Why are we doing this? Well, because we have transferred two perfect blasts (embryos who have reached day 5 of development and have begun hatching) with perfect hormone levels and lining, and both failed. The first was with our own embryo. At 42, my levels were great and my response to the stimulation drugs was great – we got 13 eggs at retrieval. Of those 13, 11 of them fertilized (we used ICSI) and of those 11, 6 made it to 5 or 6 day blasts. We then had them frozen and biopsied for PGD. Now comes the sad part. Of our 6 precious embryos, only ONE was genetically normal. Damn you, biology. It was a girl. We named her Sophie. We transferred her in late November, right before our December fourth wedding, and my fall 2L finals. We were devastated when we found out she did not stick around to become part of our family.
We then decided that it was too risky to try to use my eggs, given the PGD results of our IVF attempt. We decided to use donor eggs. I have given birth to three beautiful children. I have experienced life growing inside me, and I know without a doubt that I will not love any child conceived with my husband one iota less than I do my biological children. No matter how we end up growing our family, I will love our child just as much as I do the older three. We chose a donor who looked a lot like my youngest daughter as a child. The lab created two perfect little embryos and froze them. No need for PGD this time; the donor was 22 and had been extensively screened for known genetic diseases. In our regular workup prior to transfer, we discovered I had some small endometrial polyps. I had to have those removed and be cleared again before we did a transfer. I had the surgery in March, and we transferred a few days before our large reception in May, right AFTER my spring 2L finals. We all had such high hopes. Again, we were devastated.
We have a very loving, caring RE (Reproductive Endocrinologist). Dr. Shahine and I had a long talk after the second failed FET. There was no clinical reason for the failure. They only do single, high quality, embryo transfers. One failing is not unusual, but two is. There were no red flags or markers indicating there was something off.
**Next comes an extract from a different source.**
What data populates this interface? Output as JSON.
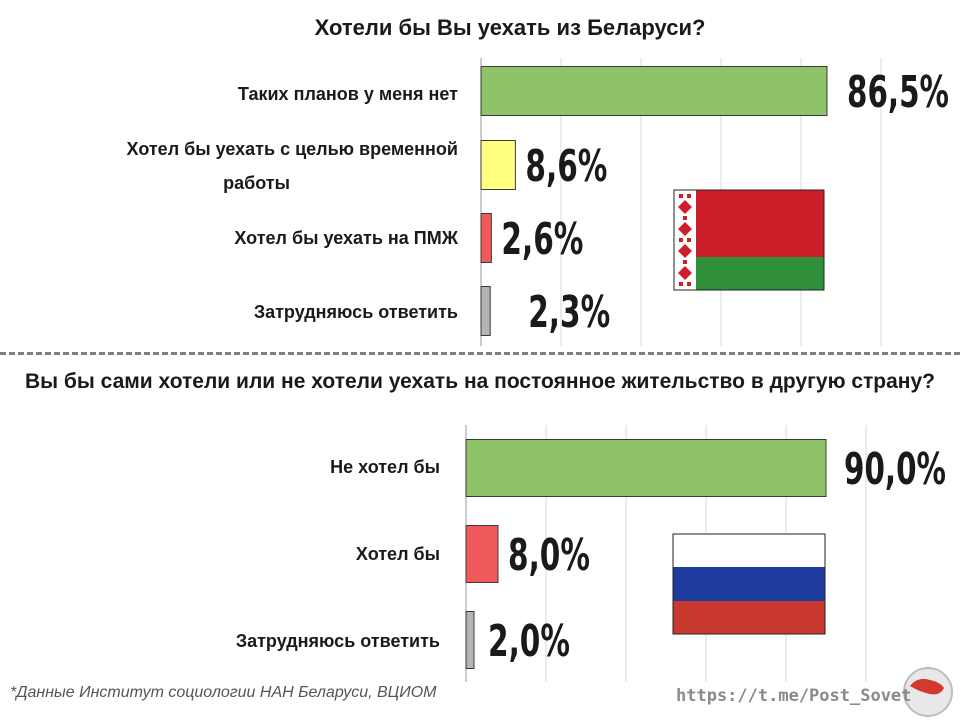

It should have worked. She suggested I take some time off, let my body and emotions heal. Get myself healthy again. She also mentioned the receptivity test, saying that it was a tool we could use to pinpoint the best day to transfer our remaining embryo, but that it was ultimately up to us. Scott and I decided to take six months off and concentrate on our family and my overall health. We threw out all plastic in the house and replaced it with glass and metal. We started eating all organic, grass-fed, antibiotic and hormone free whole foods. Eliminated as many chemicals and additives and preservatives as we could from my diet. I also switched all my personal and cosmetic items to a non-toxic brand, Beautycounter. We planned a trip for our whole family right in the middle of my fall semester to Disney World so that I could decompress and spend some quality time with my family; Law school is a major drain on quality family time.
In late September, I e-mailed my coordinator and set up our first round of appointments, anticipating a January 2018 transfer. We have a single embryo in cryo. As time went on, we decided that we wanted to do the ERA testing prior to transferring our last snowflake. We want to be sure we’ve done all that we can to make sure he or she has the best chance of sticking around.
So today is day 2. I have a pile of work to do. I can’t concentrate. Scott is incredibly patient and pampers me like the Queen he sees me as. I don’t feel deserving of it most days. I can only imagine what it’s like to watch me go through all the injections and hormonal ups and downs. Three more days of Lupron/BCP overlap. Eight more days of 10 unit/day Lupron. Relief after my suppression check and adding estrogen shots doesn’t come until the 27. Meanwhile, I have the last two weeks of my last fall semester of Law School. I have clients’ estate planning documents to finish up. I have important things to do. I have Christmas decorating with the family. All I want to do is sleep. Lupron sucks.